(Bölümün numarası 26; Page No. 87) ( 2165 ) Numaralı fetvanın birinci ve üçüncü soruları:
Soru 1
: Ben ayrı ülkelerden olan 10 arkadaşımla ikamet ediyorum, 9 tanesi hristiyan, onuncusu hiçbir dine bağlı değil, kahvaltımızı tek sofrada beraber yapıyoruz, arkadaşlarımızdan iki kişi sırayla bu işi yapmakta, dinimize göre beraber kahvaltı yapmamız caiz mi? şunu da ifade edeyim ki, bu hayat şartlarında tek başına ev tutmam mümkün değil.
Cevap 1 : İslam dini zorlukları kaldırma, kolaylık ve rahatlaştırmak üzerine temellenmiştir, tek başına ev tutamayacak olduğun müddetçe onlarla beraber kalabilirsin, ancak onları sözlerinle, yaşantınla ve yaptıklarınla islam'a davet etmen gerekir, belki Allah sende bir bereket kılar.
Soru 3 : Bunlarla muamele yapmak, onlarla iç içe olmak sevgi ve saygıyı artırır, çoğu zaman hafif bir öğün, meşrubat içme için veya meyve yemek için birbirlerini özel odalarına davet ediyorlar, ben de arkadaşlarım ister hristiyan veya diğer dinlere mensup olsun beni çağırmalarını bekliyorum, davetlerine katılayım mı, ben de onları davet edeyim mi, yoksa böye şeyleri terk mi edeyim? Ben de burada onlara islam dininin kurallarını anlatmak için çaba sarfedeyim, benim korkum eğer daveti kabul etmezsem, islamda baskı ve zorluğun olduğunu anlamasıdır, bundan dolayı bu durum nefrete yol açar ve islam fikrinden uzak durmasına sebep olur. Görüşünüz nedir?

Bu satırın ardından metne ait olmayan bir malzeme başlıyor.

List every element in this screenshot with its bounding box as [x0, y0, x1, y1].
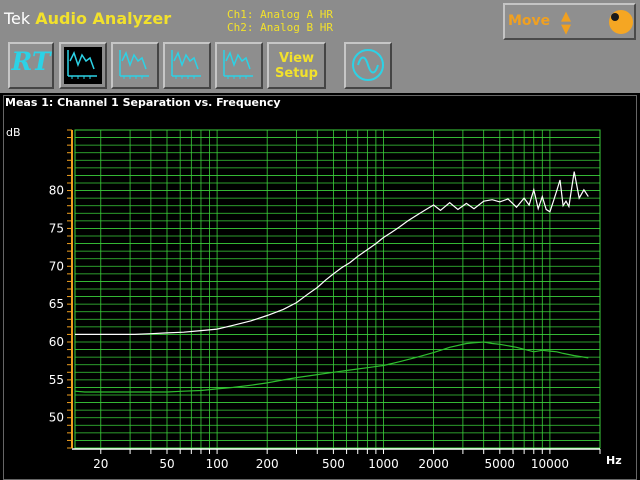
y-tick-label: 70: [49, 259, 64, 273]
channel-2-label: Ch2: Analog B HR: [227, 21, 333, 34]
x-axis-label: Hz: [606, 454, 622, 467]
x-tick-label: 10000: [531, 457, 569, 471]
channel-info: Ch1: Analog A HR Ch2: Analog B HR: [227, 8, 333, 34]
x-tick-label: 50: [159, 457, 174, 471]
generator-button[interactable]: [344, 42, 392, 89]
measurement-4-button[interactable]: [215, 42, 263, 89]
measurement-2-button[interactable]: [111, 42, 159, 89]
move-control[interactable]: Move ▲ ▼: [503, 3, 636, 40]
measurement-3-button[interactable]: [163, 42, 211, 89]
x-tick-label: 2000: [418, 457, 449, 471]
y-tick-label: 75: [49, 221, 64, 235]
plot-frame: [3, 95, 637, 480]
chart-title: Meas 1: Channel 1 Separation vs. Frequen…: [5, 96, 281, 109]
up-down-arrows-icon: ▲ ▼: [561, 9, 571, 37]
view-setup-button[interactable]: View Setup: [267, 42, 326, 89]
plot-area-border: [74, 129, 601, 449]
knob-icon[interactable]: [609, 10, 633, 34]
series-line-2: [74, 341, 589, 393]
rt-icon: RT: [11, 47, 51, 76]
x-tick-label: 500: [322, 457, 345, 471]
y-tick-label: 50: [49, 411, 64, 425]
x-tick-label: 200: [256, 457, 279, 471]
brand-name: Tek: [4, 9, 31, 28]
graph-icon: [223, 50, 253, 79]
view-setup-label: View Setup: [275, 51, 318, 81]
app-title: Audio Analyzer: [35, 9, 172, 28]
measurement-1-button[interactable]: [59, 42, 107, 89]
move-label: Move: [508, 13, 551, 29]
y-axis-label: dB: [6, 126, 21, 139]
series-line-1: [75, 171, 589, 335]
graph-icon: [119, 50, 149, 79]
y-tick-label: 55: [49, 373, 64, 387]
graph-icon: [171, 50, 201, 79]
y-tick-label: 80: [49, 184, 64, 198]
rt-button[interactable]: RT: [8, 42, 54, 89]
graph-icon: [67, 50, 97, 79]
x-tick-label: 100: [206, 457, 229, 471]
channel-1-label: Ch1: Analog A HR: [227, 8, 333, 21]
header-bar: Tek Audio Analyzer Ch1: Analog A HR Ch2:…: [0, 0, 640, 93]
y-tick-label: 60: [49, 335, 64, 349]
app-brand: Tek Audio Analyzer: [4, 9, 171, 28]
x-tick-label: 20: [93, 457, 108, 471]
sine-wave-icon: [352, 49, 384, 81]
x-tick-label: 5000: [485, 457, 516, 471]
y-tick-label: 65: [49, 297, 64, 311]
x-tick-label: 1000: [368, 457, 399, 471]
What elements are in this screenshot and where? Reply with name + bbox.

Cevap 3 : Mahallene (senin yerine- senin odana) onları davet et, davetlerine icabet et, onları Allah'a davet et, ilk soru cevabında geçtiği gibi. (Bölümün numarası 26; Page No. 88) Başarı Allah'tandır! Allah, peygamberimiz Hz. Muhammed (s.a.v.)'e, âilesine ve sahabesine salât ve selam etsin.